Throughout most of human history, our relationships were constrained: by the surveillance and judgment of others, by geography, by class, by time. The proliferation of networked communication devices allows us to (at least partially) remove these constraints. For some, this is a good thing: relationships hindered by repressive regimes are allowed to flourish online. For others, I think it is not. These constraints often kept immediately gratifying interactions at a distance, forcing us to talk with co-workers about work when we would rather be flirting with our partners, to talk with our parents when we would rather be talking with our long-time friends, conversing with our long-time friends when we’d rather be talking to someone new and exciting, talking to our spouses when we’d rather be flirting with a co-worker. They were shaped by the randomness of geographic distribution, by the history of institutions developed by those in power, and in these cases, circumvention of such constraints is, ultimate, a good thing. But either by accident or by design, those constraints kept us from indulging our every social whim.
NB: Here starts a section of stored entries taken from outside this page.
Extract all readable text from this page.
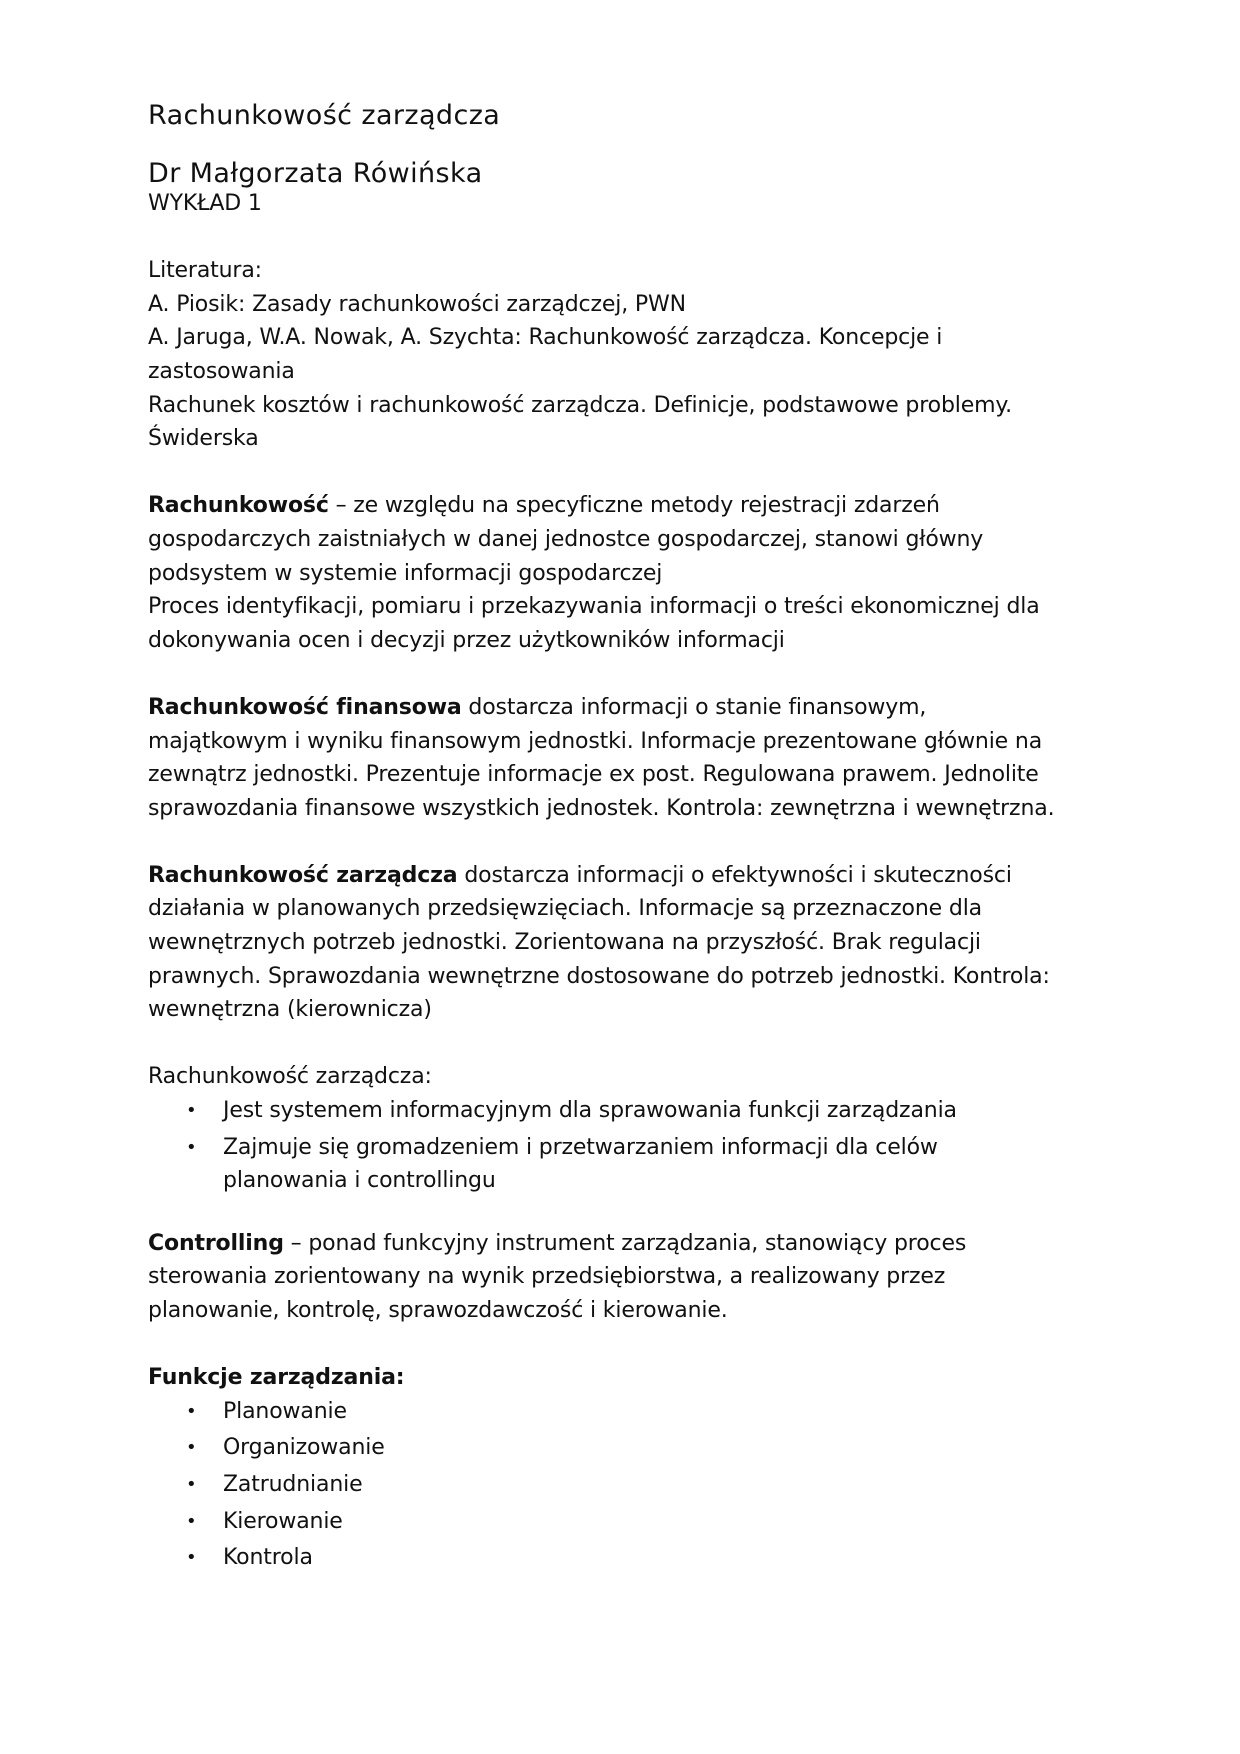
Rachunkowość zarządcza
Dr Małgorzata Rówińska

WYKŁAD 1

Literatura:

A. Piosik: Zasady rachunkowości zarządczej, PWN

A. Jaruga, W.A. Nowak, A. Szychta: Rachunkowość zarządcza. Koncepcje i

zastosowania

Rachunek kosztów i rachunkowość zarządcza. Definicje, podstawowe problemy.

Świderska

Rachunkowość – ze względu na specyficzne metody rejestracji zdarzeń

gospodarczych zaistniałych w danej jednostce gospodarczej, stanowi główny

podsystem w systemie informacji gospodarczej

Proces identyfikacji, pomiaru i przekazywania informacji o treści ekonomicznej dla

dokonywania ocen i decyzji przez użytkowników informacji

Rachunkowość finansowa dostarcza informacji o stanie finansowym,

majątkowym i wyniku finansowym jednostki. Informacje prezentowane głównie na

zewnątrz jednostki. Prezentuje informacje ex post. Regulowana prawem. Jednolite

sprawozdania finansowe wszystkich jednostek. Kontrola: zewnętrzna i wewnętrzna.

Rachunkowość zarządcza dostarcza informacji o efektywności i skuteczności

działania w planowanych przedsięwzięciach. Informacje są przeznaczone dla

wewnętrznych potrzeb jednostki. Zorientowana na przyszłość. Brak regulacji

prawnych. Sprawozdania wewnętrzne dostosowane do potrzeb jednostki. Kontrola:

wewnętrzna (kierownicza)

Rachunkowość zarządcza:

• Jest systemem informacyjnym dla sprawowania funkcji zarządzania
• Zajmuje się gromadzeniem i przetwarzaniem informacji dla celów
planowania i controllingu

Controlling – ponad funkcyjny instrument zarządzania, stanowiący proces

sterowania zorientowany na wynik przedsiębiorstwa, a realizowany przez

planowanie, kontrolę, sprawozdawczość i kierowanie.

Funkcje zarządzania:

• Planowanie
• Organizowanie
• Zatrudnianie
• Kierowanie
• Kontrola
Again, this isn’t to say that individuals without networked communication technology did not indulge in selfish interactions not in their or anyone else’s best long-term interest. However, when you make immediately gratifying options more easily accessible, you make them more likely to be chosen, particularly by those low in self-control. Why would the choice of whom to interact with and what to converse about be any different than any other decision (in which the temporal and spatial proximity of temptations make them more likely to be chosen)?

To return to the phone-pecker, it is possible that he simply prefers talking to someone who is not at the party. The pecker was invited to the party because of an assumed mutual interest in interacting with those at the party, but given his inattention to other party goers, he cannot count on this assumption lasting very long. He uses technology to develop and nurture several intense, mutually beneficial relationships with co-workers (frequently answering work emails), romantic partners, and close friends (frequently texting at parties), but ignores those very same people at other times so that he can communicate remotely with others. When spending time with his romantic partner, he frequently converses with friends through text and answers email, neglecting his relationship with his partner. When spending time at work, he frequently blows off work to flirt with his partner. It isn’t that he ignores certain people, but that, given the choice between one conversation and another, he chooses the more immediately interesting conversation.

By doing this, he may be training himself to become intolerant of social situations that are not immediately gratifying, becoming accustomed to the immediately gratifying interactions provided by networked communication devices. At a party, this is relatively harmless, though he might find himself invited to fewer parties in the future. But if he bows out of important discussions/ arguments with his partner before they can be resolved, if he pays more attention to work emails and less attention to his children, if he talks to his partner more than his co-workers about work, or flirts more to his sexy co-worker than he talks to his partner about their finances, eventually, his relationships with all parties will suffer through lack of attention.